Bucket aggregations (terms, histogram) in Elasticsearch - Time & Space Complexity
When using bucket aggregations like terms or histogram in Elasticsearch, it's important to know how the work grows as data grows.
We want to understand how the number of operations changes when we group data into buckets.
Analyze the time complexity of the following code snippet.
GET /sales/_search
{
"size": 0,
"aggs": {
"sales_per_category": {
"terms": { "field": "category.keyword", "size": 10 }
}
}
}
This code groups sales documents by category, returning the top 10 categories with their counts.
Identify the loops, recursion, array traversals that repeat.
- Primary operation: Scanning each document once to assign it to a bucket.
- How many times: Once per document in the index.
As the number of documents grows, Elasticsearch processes each document to place it in the right bucket.

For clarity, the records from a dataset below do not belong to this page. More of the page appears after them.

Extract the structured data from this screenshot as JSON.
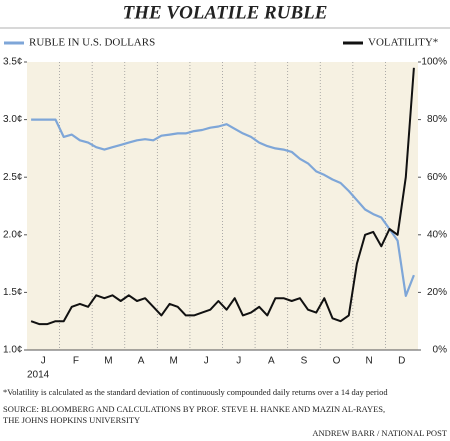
{
  "chart_data": {
    "type": "line",
    "title": "THE VOLATILE RUBLE",
    "year_label": "2014",
    "categories": [
      null,
      null,
      "J",
      null,
      null,
      null,
      "F",
      null,
      null,
      null,
      "M",
      null,
      null,
      null,
      "A",
      null,
      null,
      null,
      "M",
      null,
      null,
      null,
      "J",
      null,
      null,
      null,
      "J",
      null,
      null,
      null,
      "A",
      null,
      null,
      null,
      "S",
      null,
      null,
      null,
      "O",
      null,
      null,
      null,
      "N",
      null,
      null,
      null,
      "D",
      null
    ],
    "series": [
      {
        "name": "RUBLE IN U.S. DOLLARS",
        "color": "#7ea6d8",
        "values": [
          3.0,
          3.0,
          3.0,
          3.0,
          2.85,
          2.87,
          2.82,
          2.8,
          2.76,
          2.74,
          2.76,
          2.78,
          2.8,
          2.82,
          2.83,
          2.82,
          2.86,
          2.87,
          2.88,
          2.88,
          2.9,
          2.91,
          2.93,
          2.94,
          2.96,
          2.92,
          2.88,
          2.85,
          2.8,
          2.77,
          2.75,
          2.74,
          2.72,
          2.66,
          2.62,
          2.55,
          2.52,
          2.48,
          2.45,
          2.38,
          2.3,
          2.22,
          2.18,
          2.15,
          2.05,
          1.95,
          1.47,
          1.65
        ]
      },
      {
        "name": "VOLATILITY*",
        "color": "#111111",
        "axis": "y2",
        "values": [
          10,
          9,
          9,
          10,
          10,
          15,
          16,
          15,
          19,
          18,
          19,
          17,
          19,
          17,
          18,
          15,
          12,
          16,
          15,
          12,
          12,
          13,
          14,
          17,
          14,
          18,
          12,
          13,
          15,
          12,
          18,
          18,
          17,
          18,
          14,
          13,
          18,
          11,
          10,
          12,
          30,
          40,
          41,
          36,
          42,
          40,
          60,
          98
        ]
      }
    ],
    "ylim": [
      1.0,
      3.5
    ],
    "yticks": [
      {
        "value": 1.0,
        "label": "1.0¢"
      },
      {
        "value": 1.5,
        "label": "1.5¢"
      },
      {
        "value": 2.0,
        "label": "2.0¢"
      },
      {
        "value": 2.5,
        "label": "2.5¢"
      },
      {
        "value": 3.0,
        "label": "3.0¢"
      },
      {
        "value": 3.5,
        "label": "3.5¢"
      }
    ],
    "y2lim": [
      0,
      100
    ],
    "y2ticks": [
      {
        "value": 0,
        "label": "0%"
      },
      {
        "value": 20,
        "label": "20%"
      },
      {
        "value": 40,
        "label": "40%"
      },
      {
        "value": 60,
        "label": "60%"
      },
      {
        "value": 80,
        "label": "80%"
      },
      {
        "value": 100,
        "label": "100%"
      }
    ],
    "grid": true,
    "footnote": "*Volatility is calculated as the standard deviation of continuously compounded daily returns over a 14 day period",
    "source": [
      "SOURCE: BLOOMBERG AND CALCULATIONS BY PROF. STEVE H. HANKE AND MAZIN AL-RAYES,",
      "THE JOHNS HOPKINS UNIVERSITY"
    ],
    "credit": "ANDREW BARR / NATIONAL POST"
  }
}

| Input Size (n) | Approx. Operations |
|---|---|
| 10 | About 10 document checks |
| 100 | About 100 document checks |
| 1000 | About 1000 document checks |
Pattern observation: The work grows directly with the number of documents.
Time Complexity: O(n)
This means the time to complete the aggregation grows linearly with the number of documents.
[X] Wrong: "Bucket aggregations only look at the top N buckets, so time stays the same no matter how many documents."
[OK] Correct: Even if we limit buckets, Elasticsearch must scan all documents to count and assign them before picking the top buckets.
Understanding how bucket aggregations scale helps you explain how search engines handle grouping and counting large data sets efficiently.
What if we changed the aggregation to a histogram on a numeric field with many buckets? How would the time complexity change?